On Tue, 7 Jan 2014, Sven Schreiber wrote:
Am 06.01.2014 20:14, schrieb Allin Cottrell:
>
> I've now done some testing for speed of "skip-padding" and actually
the
> improvement is not all that great. [...]
Let's see if I have paid enough atttention: The skip-padding takes time
and is currently (in cvs) enabled and cannot be switched off. Instead
the compression can be user-configured and basically substitutes the
skip-padding. Then it sounds like a good idea to undo the skip-padding
in cvs, no? Then I should be able to switch off compression to get the
fastest (but of course also biggest) result.
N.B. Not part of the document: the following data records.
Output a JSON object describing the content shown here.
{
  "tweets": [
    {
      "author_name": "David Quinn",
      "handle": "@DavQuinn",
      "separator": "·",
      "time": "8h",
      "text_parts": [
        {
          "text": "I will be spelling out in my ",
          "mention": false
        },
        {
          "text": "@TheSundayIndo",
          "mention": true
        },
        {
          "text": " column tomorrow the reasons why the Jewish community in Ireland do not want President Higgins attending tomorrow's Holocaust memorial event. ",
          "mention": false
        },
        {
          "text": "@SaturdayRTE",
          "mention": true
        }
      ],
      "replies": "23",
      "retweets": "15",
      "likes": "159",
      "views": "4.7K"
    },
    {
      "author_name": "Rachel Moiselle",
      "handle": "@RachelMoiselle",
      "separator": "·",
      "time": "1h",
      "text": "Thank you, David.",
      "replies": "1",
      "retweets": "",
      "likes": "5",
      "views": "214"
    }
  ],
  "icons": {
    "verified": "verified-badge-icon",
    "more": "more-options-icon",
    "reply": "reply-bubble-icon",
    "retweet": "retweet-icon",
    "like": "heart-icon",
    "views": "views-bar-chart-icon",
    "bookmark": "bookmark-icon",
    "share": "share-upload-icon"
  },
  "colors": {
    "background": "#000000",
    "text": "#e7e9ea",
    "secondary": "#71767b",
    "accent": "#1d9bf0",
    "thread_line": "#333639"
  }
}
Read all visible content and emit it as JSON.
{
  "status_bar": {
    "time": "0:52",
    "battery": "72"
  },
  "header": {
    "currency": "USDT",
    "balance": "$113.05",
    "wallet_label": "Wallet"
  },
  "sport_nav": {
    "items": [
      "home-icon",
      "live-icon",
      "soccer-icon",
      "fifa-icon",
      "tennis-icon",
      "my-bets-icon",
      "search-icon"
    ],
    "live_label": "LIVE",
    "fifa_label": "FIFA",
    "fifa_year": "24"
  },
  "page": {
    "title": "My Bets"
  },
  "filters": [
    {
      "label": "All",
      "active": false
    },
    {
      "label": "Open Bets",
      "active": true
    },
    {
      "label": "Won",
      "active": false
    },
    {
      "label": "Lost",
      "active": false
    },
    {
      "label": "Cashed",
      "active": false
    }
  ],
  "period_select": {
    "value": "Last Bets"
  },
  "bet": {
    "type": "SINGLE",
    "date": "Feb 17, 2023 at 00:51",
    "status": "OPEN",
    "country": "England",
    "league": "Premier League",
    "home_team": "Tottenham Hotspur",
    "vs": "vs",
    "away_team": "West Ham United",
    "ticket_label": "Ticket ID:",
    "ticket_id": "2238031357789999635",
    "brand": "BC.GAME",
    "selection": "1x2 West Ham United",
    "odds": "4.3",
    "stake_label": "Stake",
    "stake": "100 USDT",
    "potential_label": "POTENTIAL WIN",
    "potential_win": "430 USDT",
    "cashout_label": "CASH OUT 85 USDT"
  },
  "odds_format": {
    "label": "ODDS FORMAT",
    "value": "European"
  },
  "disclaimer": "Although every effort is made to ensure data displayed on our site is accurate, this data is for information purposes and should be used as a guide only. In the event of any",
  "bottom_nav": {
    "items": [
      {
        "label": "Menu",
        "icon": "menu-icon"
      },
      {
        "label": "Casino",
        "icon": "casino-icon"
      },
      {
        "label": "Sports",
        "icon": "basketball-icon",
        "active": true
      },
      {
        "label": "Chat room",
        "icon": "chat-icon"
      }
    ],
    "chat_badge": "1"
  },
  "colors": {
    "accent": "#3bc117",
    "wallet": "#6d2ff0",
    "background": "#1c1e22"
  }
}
Well, not quite. In my testing on a panel dataset with the general
characteristics we've been talking about, skip-padding (other
things) equal always shaved about 10% off the write time and about
40% off the read time. However, those results have now been
overtaken by some new thinking. Sorry, this is a bit long but here
we go.
The basic gdt design (gzipped XML with a fairly simple but
extensible DTD) is IM0 nice and clean, and it can in principle
handle data of any size. But it's certainly slower than some
alternatives, and with very big datasets speed can become a serious
bother.
With this in mind, I've been working on two things in CVS. The first
relates to the way we print numbers in a gdt file and the second
concerns the possibility of using a binary format.
1) Writing data as text
When we're writing out numerical data in text form, as in an XML
file, we need to preserve precision. Double-precision (64-bit)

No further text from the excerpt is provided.